Our love/hate affair with C-List exploitation
Between Stephen Baldwin remaking his career as a famous-brother-for-hire (he’s upgraded from Celebrity Mole to Celebrity Apprentice!) and a shockingly unhealthy Jeff Conaway enduring his detox in front of a prime-time audience on Celebrity Rehab, you might say reality TV’s business of exploiting C-list performers is turning into a tawdry Circus of the Stars. But you’d be wrong — it’s actually two circuses. Both ABC and NBC hope to revive the ’80s nostalgia act with ”stars” performing acrobatic stunts. VH1 plans to chime in with Celebracadabra (famous people doing magic tricks), CBS has unveiled Secret Talents of the Stars (famous people doing party tricks?), and producer Michael Davies (Who Wants to Be a Millionaire?) is developing The World’s Strongest Celebrity. This, it seems, is a trend without end.

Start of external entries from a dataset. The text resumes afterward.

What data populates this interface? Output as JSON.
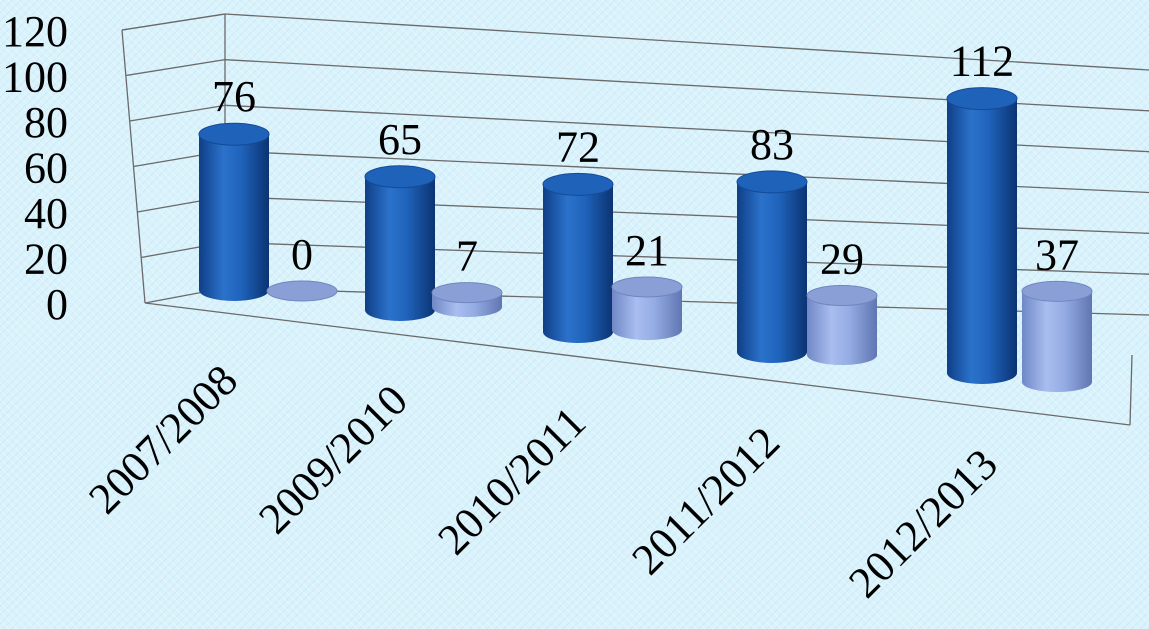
{
  "chart_data": {
    "type": "bar",
    "style": "3d-cylinder",
    "categories": [
      "2007/2008",
      "2009/2010",
      "2010/2011",
      "2011/2012",
      "2012/2013"
    ],
    "series": [
      {
        "values": [
          76,
          65,
          72,
          83,
          112
        ],
        "color": "#1d5fb3"
      },
      {
        "values": [
          0,
          7,
          21,
          29,
          37
        ],
        "color": "#8fa8e0"
      }
    ],
    "title": "",
    "xlabel": "",
    "ylabel": "",
    "ylim": [
      0,
      120
    ],
    "yticks": [
      "0",
      "20",
      "40",
      "60",
      "80",
      "100",
      "120"
    ],
    "grid": true,
    "legend": "none",
    "data_labels": true
  }
}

Who knew, watching Ozzy Osbourne paw ineffectually at his TV clicker on MTV’s The Osbournes in 2002, that the rocker’s sad but deliciously compelling struggle would launch a celebsploitation industry? Today there’s no shortage of down-at-their-heels stars happy to overshare for the camera: We know how much Tiffany weighs, what drugs Danny Bonaduce has done, and exactly where Bobby Brown’s hands have been. Not that we’re judging — our addiction to these shows makes us complicit. Still, how about some quality control? We’re fascinated by celebs in their pseudo-natural habitats — trading on their fame (Celebrity Apprentice), kicking booze (Celebrity Rehab), dieting (Celebrity Fit Club), and puttin’ on a show (Dancing With the Stars). But magic tricks and big tents? When TV stretches credulity on celebrities’ innate talents (see: Armed & Famous), it stretches our patience.
Sadly, that doesn’t mean we won’t be watching one of the lesser Growing Pains kids work a trapeze in a few months. If the TV strike drags on, we’ll have no choice. At least that’s what we’ll tell ourselves when we’re setting our TiVo’s season pass.